Quand je chante à voix haute de nou­veau. Quand je l’appelle à reve­nir au ber­ceau.
L’appelle à scru­ter les eaux à s’observer dans le noir et dans la lumière,
jour et nuit, l’appelle pour chan­ter avec moi, l’appelle à mûrir, à pré­voir—
ensuite elle se secoue­ra. Mon chant aura ce résul­tat.

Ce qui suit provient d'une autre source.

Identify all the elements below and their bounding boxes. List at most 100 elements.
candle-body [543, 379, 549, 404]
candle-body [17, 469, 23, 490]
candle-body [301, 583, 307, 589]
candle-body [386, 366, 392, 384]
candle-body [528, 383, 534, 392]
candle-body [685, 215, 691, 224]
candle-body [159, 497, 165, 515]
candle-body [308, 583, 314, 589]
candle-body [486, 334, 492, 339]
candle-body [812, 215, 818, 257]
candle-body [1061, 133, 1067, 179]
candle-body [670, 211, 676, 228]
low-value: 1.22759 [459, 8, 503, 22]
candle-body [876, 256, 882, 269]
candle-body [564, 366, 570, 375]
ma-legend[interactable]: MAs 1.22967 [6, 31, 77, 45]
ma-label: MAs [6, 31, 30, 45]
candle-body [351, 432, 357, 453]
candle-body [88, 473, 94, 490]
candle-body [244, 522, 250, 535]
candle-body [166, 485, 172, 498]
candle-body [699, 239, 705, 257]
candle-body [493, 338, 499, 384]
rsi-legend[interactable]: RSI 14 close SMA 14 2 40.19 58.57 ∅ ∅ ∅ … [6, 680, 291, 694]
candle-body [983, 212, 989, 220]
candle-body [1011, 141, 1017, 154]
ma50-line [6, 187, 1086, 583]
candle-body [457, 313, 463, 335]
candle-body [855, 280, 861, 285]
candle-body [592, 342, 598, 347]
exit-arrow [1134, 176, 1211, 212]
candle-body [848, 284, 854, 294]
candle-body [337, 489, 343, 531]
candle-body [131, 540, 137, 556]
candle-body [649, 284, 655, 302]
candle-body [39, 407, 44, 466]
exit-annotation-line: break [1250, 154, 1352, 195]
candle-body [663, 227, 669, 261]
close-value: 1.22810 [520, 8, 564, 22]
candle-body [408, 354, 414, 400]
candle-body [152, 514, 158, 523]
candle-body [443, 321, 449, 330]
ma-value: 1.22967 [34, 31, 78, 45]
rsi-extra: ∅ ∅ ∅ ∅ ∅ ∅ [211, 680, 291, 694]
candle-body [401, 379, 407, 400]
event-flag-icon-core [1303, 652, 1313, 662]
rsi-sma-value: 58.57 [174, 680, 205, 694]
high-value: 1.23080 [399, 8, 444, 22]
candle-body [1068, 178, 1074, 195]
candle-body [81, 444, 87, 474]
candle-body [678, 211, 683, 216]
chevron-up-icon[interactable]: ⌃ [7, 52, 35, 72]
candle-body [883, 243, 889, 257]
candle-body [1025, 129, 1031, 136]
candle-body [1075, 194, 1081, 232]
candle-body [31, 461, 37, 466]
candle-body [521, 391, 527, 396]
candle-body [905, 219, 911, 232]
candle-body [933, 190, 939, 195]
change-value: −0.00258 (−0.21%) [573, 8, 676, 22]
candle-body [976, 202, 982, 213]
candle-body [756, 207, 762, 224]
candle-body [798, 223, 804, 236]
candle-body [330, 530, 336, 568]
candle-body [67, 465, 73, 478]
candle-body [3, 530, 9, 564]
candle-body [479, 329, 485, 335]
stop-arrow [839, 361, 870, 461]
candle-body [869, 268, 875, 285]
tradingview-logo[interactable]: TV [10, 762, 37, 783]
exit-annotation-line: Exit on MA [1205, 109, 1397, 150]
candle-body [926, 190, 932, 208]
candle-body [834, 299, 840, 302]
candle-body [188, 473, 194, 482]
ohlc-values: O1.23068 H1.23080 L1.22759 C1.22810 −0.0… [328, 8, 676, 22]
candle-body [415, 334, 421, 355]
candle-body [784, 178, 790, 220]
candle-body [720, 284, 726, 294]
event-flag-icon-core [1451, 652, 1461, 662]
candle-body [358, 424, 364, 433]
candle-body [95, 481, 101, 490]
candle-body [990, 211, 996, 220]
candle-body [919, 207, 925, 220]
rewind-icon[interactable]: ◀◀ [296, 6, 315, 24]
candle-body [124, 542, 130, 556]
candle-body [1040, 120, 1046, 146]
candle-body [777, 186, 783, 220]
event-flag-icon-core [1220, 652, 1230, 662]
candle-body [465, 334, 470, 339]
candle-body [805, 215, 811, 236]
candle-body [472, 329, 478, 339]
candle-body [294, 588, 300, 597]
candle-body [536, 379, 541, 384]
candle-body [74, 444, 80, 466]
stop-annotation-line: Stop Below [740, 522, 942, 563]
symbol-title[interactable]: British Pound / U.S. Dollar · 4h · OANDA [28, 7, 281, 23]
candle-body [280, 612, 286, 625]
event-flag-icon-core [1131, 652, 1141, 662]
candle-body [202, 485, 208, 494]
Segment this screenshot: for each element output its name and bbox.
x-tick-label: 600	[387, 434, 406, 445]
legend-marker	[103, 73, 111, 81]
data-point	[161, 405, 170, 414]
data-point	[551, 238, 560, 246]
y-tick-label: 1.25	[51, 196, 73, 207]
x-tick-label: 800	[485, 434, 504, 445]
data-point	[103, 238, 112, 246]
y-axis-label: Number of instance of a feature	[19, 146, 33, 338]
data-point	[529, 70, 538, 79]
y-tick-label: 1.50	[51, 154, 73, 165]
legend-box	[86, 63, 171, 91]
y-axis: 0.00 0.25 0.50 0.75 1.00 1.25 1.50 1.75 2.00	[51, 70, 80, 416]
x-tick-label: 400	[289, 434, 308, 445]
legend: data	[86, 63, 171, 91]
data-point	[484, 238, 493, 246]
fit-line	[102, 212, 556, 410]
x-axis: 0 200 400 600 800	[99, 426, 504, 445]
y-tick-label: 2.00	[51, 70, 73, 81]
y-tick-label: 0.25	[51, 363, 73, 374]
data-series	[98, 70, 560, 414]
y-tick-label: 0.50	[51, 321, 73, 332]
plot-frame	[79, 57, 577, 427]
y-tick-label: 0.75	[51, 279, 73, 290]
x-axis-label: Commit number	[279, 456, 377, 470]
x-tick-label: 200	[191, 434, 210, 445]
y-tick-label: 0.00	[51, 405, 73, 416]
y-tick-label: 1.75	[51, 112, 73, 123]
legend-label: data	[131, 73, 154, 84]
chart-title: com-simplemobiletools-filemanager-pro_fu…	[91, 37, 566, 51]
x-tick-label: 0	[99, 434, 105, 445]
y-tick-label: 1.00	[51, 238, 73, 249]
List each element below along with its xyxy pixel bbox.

Quand elle aura gran­di vite bien au-delà de son propre but,
je chan­te­rai pour qu’elle revienne, chan­te­rai pour son retour, je chan­te­rai. Oh je le ferai.
Amérique, je te chante à mon tour. Chante en réponse à ce qui te chan­tait dedans.

·

L’allusion aux trois sœurs vient des mythes Indiens : Maïs, Haricot et Courge, qui sont non seule­ment les bases de l’alimentation mais aus­si une tech­nique de culture asso­ciant les trois varié­tés pour le béné­fice de cha­cune. (N.dT.)

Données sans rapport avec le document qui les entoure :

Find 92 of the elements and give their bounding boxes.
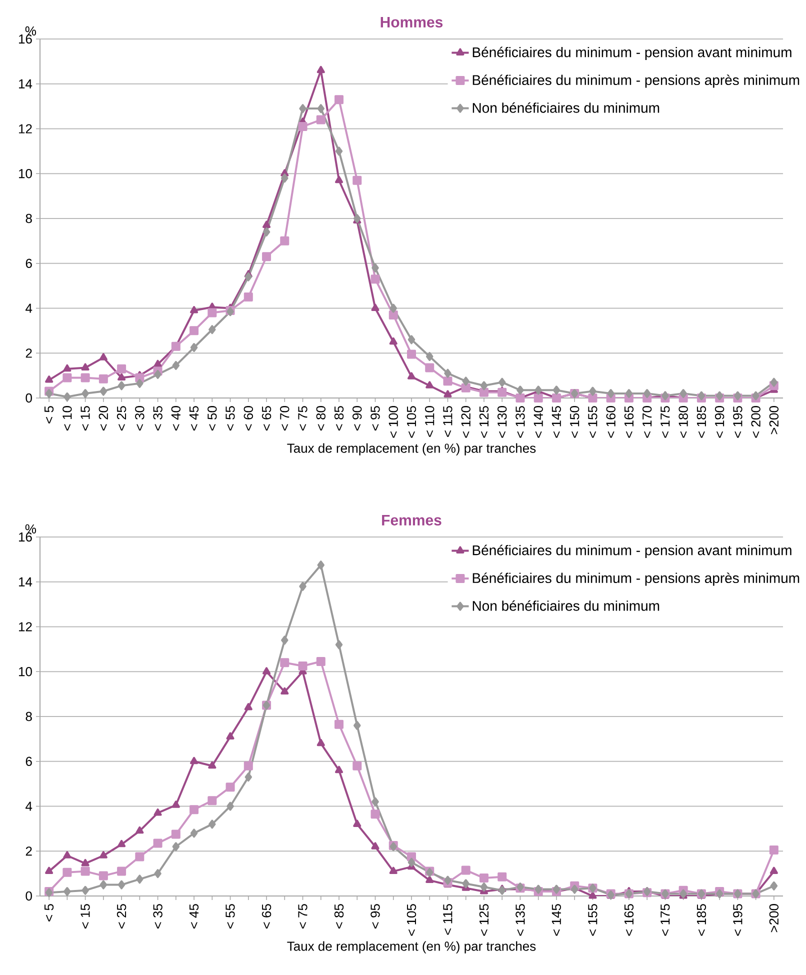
y-tick-label: 4: [26, 304, 32, 313]
x-tick-label: < 5: [44, 904, 54, 922]
legend-label: Bénéficiaires du minimum - pensions après minimum: [472, 572, 800, 586]
y-tick-label: 0: [26, 393, 32, 403]
legend-label: Non bénéficiaires du minimum: [472, 102, 660, 113]
x-tick-label: < 65: [262, 406, 272, 431]
x-tick-label: < 70: [280, 406, 290, 431]
x-tick-label: < 5: [44, 406, 54, 424]
x-tick-label: < 60: [244, 406, 253, 431]
x-tick-label: < 55: [226, 904, 235, 929]
x-tick-label: < 75: [298, 406, 308, 431]
chart-title: Femmes: [382, 515, 442, 526]
x-tick-label: < 90: [352, 406, 362, 431]
x-tick-label: < 125: [479, 406, 489, 438]
y-tick-label: 14: [18, 79, 32, 88]
y-tick-label: 6: [26, 756, 32, 766]
x-tick-label: < 40: [171, 406, 181, 431]
y-axis-title: %: [25, 26, 36, 36]
x-tick-label: < 200: [751, 406, 760, 438]
y-tick-label: 2: [26, 846, 32, 856]
y-tick-label: 12: [18, 124, 32, 134]
x-tick-label: < 115: [443, 904, 452, 935]
x-axis-title: Taux de remplacement (en %) par tranches: [287, 941, 536, 954]
x-tick-label: < 150: [570, 406, 580, 438]
y-tick-label: 10: [18, 169, 32, 178]
x-tick-label: < 95: [370, 406, 380, 431]
x-tick-label: < 165: [624, 406, 634, 438]
x-tick-label: < 185: [696, 406, 706, 438]
y-tick-label: 8: [26, 214, 32, 224]
x-tick-label: < 145: [552, 406, 562, 438]
x-tick-label: < 155: [588, 406, 598, 438]
x-tick-label: < 15: [80, 904, 90, 929]
x-tick-label: < 105: [406, 406, 416, 438]
x-tick-label: < 25: [116, 406, 126, 431]
x-tick-label: < 65: [262, 904, 272, 929]
y-tick-label: 14: [18, 577, 32, 586]
x-tick-label: < 195: [733, 904, 742, 936]
x-tick-label: < 135: [516, 904, 525, 936]
y-tick-label: 16: [18, 532, 32, 542]
x-tick-label: < 110: [425, 406, 434, 437]
x-tick-label: < 20: [98, 406, 108, 431]
y-tick-label: 8: [26, 712, 32, 722]
x-tick-label: < 25: [116, 904, 126, 929]
x-tick-label: < 105: [406, 904, 416, 936]
x-tick-label: < 85: [334, 904, 344, 929]
legend-label: Bénéficiaires du minimum - pensions après minimum: [472, 74, 800, 88]
x-tick-label: < 100: [388, 406, 398, 438]
legend-label: Bénéficiaires du minimum - pension avant minimum: [472, 544, 792, 558]
x-tick-label: < 175: [660, 904, 670, 936]
legend-label: Bénéficiaires du minimum - pension avant minimum: [472, 46, 792, 60]
x-tick-label: < 120: [461, 406, 470, 438]
chart-title: Hommes: [380, 17, 443, 28]
x-tick-label: < 175: [660, 406, 670, 438]
x-tick-label: < 160: [606, 406, 616, 438]
y-tick-label: 10: [18, 667, 32, 676]
x-tick-label: >200: [769, 406, 779, 434]
y-tick-label: 0: [26, 891, 32, 901]
y-axis-title: %: [25, 524, 36, 534]
x-tick-label: < 50: [208, 406, 217, 431]
x-tick-label: < 155: [588, 904, 598, 936]
y-tick-label: 4: [26, 802, 32, 811]
x-tick-label: < 45: [190, 904, 199, 929]
y-tick-label: 6: [26, 258, 32, 268]
x-tick-label: < 30: [135, 406, 144, 431]
x-tick-label: < 185: [696, 904, 706, 936]
x-tick-label: < 115: [443, 406, 452, 437]
x-tick-label: < 35: [153, 904, 162, 929]
x-tick-label: < 35: [153, 406, 162, 431]
x-tick-label: < 125: [479, 904, 489, 936]
x-tick-label: < 135: [516, 406, 525, 438]
x-tick-label: < 15: [80, 406, 90, 431]
x-tick-label: < 95: [370, 904, 380, 929]
x-tick-label: < 55: [226, 406, 235, 431]
x-tick-label: < 130: [498, 406, 507, 438]
y-tick-label: 2: [26, 348, 32, 358]
x-tick-label: < 85: [334, 406, 344, 431]
x-tick-label: < 165: [624, 904, 634, 936]
legend-label: Non bénéficiaires du minimum: [472, 600, 660, 611]
y-tick-label: 12: [18, 622, 32, 632]
x-tick-label: < 180: [678, 406, 688, 438]
x-tick-label: < 190: [714, 406, 724, 438]
x-tick-label: < 45: [190, 406, 199, 431]
y-tick-label: 16: [18, 34, 32, 44]
x-tick-label: >200: [769, 904, 779, 932]
x-tick-label: < 140: [534, 406, 543, 438]
x-tick-label: < 145: [552, 904, 562, 936]
x-axis-title: Taux de remplacement (en %) par tranches: [287, 443, 536, 456]
x-tick-label: < 75: [298, 904, 308, 929]
x-tick-label: < 80: [316, 406, 326, 431]
x-tick-label: < 195: [733, 406, 742, 438]
x-tick-label: < 170: [642, 406, 652, 438]
x-tick-label: < 10: [62, 406, 72, 431]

·      pipes­tone, cat­li­nite : sorte de roche argi­leuse dure aux teintes rouges que l’on peut creu­ser et sculp­ter, uti­li­sée par les Indiens qui consi­dé­raient la roche et les endroits où on la trou­vait, comme sacrés. Les pipes et calu­mets étaient sou­vent façon­nés  dans cette pierre.

 

 

 Tout le monde aura recon­nu dans le der­nier poème une allu­sion à  Langston Hughes et son « I too Sing America », écrit à la suite de Walt Whitman, auteur célèbre de « Song of Myself », et sur­tout  de  « I Hear America Singing ». La réponse que fait Allison Hedge Coke, oppose à Whitman et son enthou­siasme pour son pays tout neuf en train de se « construire » un fort sens de l’identité indienne ancrée dans les tra­di­tions orales qui font du chant et de la danse l’une de leurs majeures mani­fes­ta­tions. Elle oppose au sens patrio­tique de Hughes, sa fier­té d’appartenir aux pre­mières nations qui ont occu­pé, habi­té, pris soin du ter­ri­toire d’une toute autre façon que les nou­veaux venus effa­çant les pay­sages ances­traux au nom du pro­grès et de la civi­li­sa­tion. Pas ques­tion d’oublier qu’avant toute chose, l’Amérique est indienne, sa « mère », celle qui lui a don­né nais­sance, c’est la réa­li­té his­to­rique et spi­ri­tuelle indienne. Indienne, l’Amérique l’a été pen­dant des mil­lé­naires, on ne peut rien contre cette réa­li­té-là. La terre elle-même un jour s’en sou­vien­dra, il lui fau­dra retour­ner vers ses ori­gines et reprendre racine dans une iden­ti­té indienne, sans quoi elle est per­due. En même temps ce poème se veut aus­si un chant de par­don et de récon­ci­lia­tion : l’Amérique en enfant rebelle s’égare mais comme le fils pro­digue, elle revien­dra vers ses parents, se recon­nec­te­ra à la nature. Ce der­nier poème espère, essaie de relier pas­sé et pré­sent, de telle sorte que les Indiens, pre­miers habi­tants et « parents » ne soient plus ni chas­sés ni mena­cés d’extinction sur leurs propres ter­ri­toires, que les « enfants » s’assagissent, recon­naissent les ver­tus, l’amour dont est capable l’Amérique Indienne, ce qui per­met­tra que tous vivent en har­mo­nie désor­mais. On ne pour­rait pas sou­hai­ter autre chose, on ne pour­rait pas espé­rer mieux, l’histoire et le pas­sé sont ce qu’ils sont mais le pré­sent pré­pa­rant l’avenir, alors la sagesse serait en effet de faire au mieux dans un esprit de tolé­rance et d’ouverture, de com­pré­hen­sion, de bien­veillance. C’est quand les Indiens eux-mêmes nous conduisent à de telles conclu­sions que l’on com­prend leur incroyable capa­ci­té de rési­lience et leur incroyable force de sur­vie.